Again I feel the sacred Fires Again the Tragick Muse inspires; The wild American I see, Lurking behind the conscious Tree, Whistling Winds lift his Hair, Twisting Snakes adorn his Ear, The War-proclaiming Hatchet by his Side Dipt in Blood with crimson Pride Vindicates the fatal Blow; His once lov'd Friend the Grove pervades, Jocund through the thorny Glades Rash Savage forbear! To tread the fatal Spot beware! The Bush conceals a Foe! In vain I call,--the well-aim'd Arrow flies, Th'unheeding Savage falls--He dies; And Life's warm Tide runs trick'ling thro' the Snow.

Air a Man.

Of War no more! To him whose Pow'r Can bid her Fury cease! To George's Name each Note inspire, And sound for him the Sylvan Lyre, Who grants the gasping World's desire And stills her Sighs with Peace.

Duet.

Man.

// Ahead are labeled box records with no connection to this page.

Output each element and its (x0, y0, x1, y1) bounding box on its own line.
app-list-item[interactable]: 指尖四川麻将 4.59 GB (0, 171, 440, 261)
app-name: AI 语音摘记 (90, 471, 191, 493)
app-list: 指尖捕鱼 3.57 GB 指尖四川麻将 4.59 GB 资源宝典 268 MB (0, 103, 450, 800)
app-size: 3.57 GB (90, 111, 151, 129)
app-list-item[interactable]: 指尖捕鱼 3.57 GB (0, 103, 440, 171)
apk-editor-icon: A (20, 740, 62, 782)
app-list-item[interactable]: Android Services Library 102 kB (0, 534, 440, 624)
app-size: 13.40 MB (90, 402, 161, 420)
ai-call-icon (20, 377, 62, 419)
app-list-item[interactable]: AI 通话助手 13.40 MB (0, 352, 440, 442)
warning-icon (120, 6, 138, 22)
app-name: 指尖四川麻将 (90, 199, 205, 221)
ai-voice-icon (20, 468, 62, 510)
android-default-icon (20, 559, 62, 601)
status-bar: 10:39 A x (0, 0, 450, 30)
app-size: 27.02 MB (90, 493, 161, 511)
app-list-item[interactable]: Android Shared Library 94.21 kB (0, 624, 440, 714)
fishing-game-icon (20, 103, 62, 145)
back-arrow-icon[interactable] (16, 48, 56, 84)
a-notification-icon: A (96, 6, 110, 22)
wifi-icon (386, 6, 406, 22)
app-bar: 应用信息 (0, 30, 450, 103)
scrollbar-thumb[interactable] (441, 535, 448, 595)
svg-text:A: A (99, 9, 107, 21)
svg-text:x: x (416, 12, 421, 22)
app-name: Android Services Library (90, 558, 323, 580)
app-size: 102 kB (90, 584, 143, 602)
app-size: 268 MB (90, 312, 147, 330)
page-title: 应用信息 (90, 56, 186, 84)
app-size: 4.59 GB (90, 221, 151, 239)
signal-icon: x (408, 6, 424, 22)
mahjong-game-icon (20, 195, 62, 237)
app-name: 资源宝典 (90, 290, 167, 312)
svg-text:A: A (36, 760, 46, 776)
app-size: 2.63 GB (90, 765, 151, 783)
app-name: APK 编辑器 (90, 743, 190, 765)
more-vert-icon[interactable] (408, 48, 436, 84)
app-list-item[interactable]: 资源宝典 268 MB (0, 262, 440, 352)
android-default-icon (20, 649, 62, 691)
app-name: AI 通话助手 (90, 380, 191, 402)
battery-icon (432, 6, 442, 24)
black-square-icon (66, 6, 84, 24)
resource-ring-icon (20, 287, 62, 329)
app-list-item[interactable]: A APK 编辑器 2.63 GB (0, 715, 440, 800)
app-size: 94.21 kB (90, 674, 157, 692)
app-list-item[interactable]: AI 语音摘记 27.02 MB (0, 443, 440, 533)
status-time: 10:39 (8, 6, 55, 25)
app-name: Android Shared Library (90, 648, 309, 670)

Woman.
As when bright Sol's warm Face appears, The Earth soon dries her dewy Tears: As where great George's Banner flies, Each weeping Nation--wipes her Eyes So rules benign, with Brow serene, Like Phoebe bright his beauteous Queen; Like her o'er Ocean's Power presides, And dictates to the swelling Tides.--

Air-a Nymph

Health the ruddy Milk Maid wooing, Plenty the Ploughman's Steps pursuing; Industry--soft Osiers twining Leisure on his Arm reclining Blythe begin the Youthful Year, Pleas'd in Charlotte's Train to appear.

Concluding Chorus--

Of War no more! To him whose Pow'r Can bid her Fury cease; To George's Name each Note inspire, And sound for him the Sylvan Lyre, Who grants the gasping World's desire, And gives the wish'd for Peace.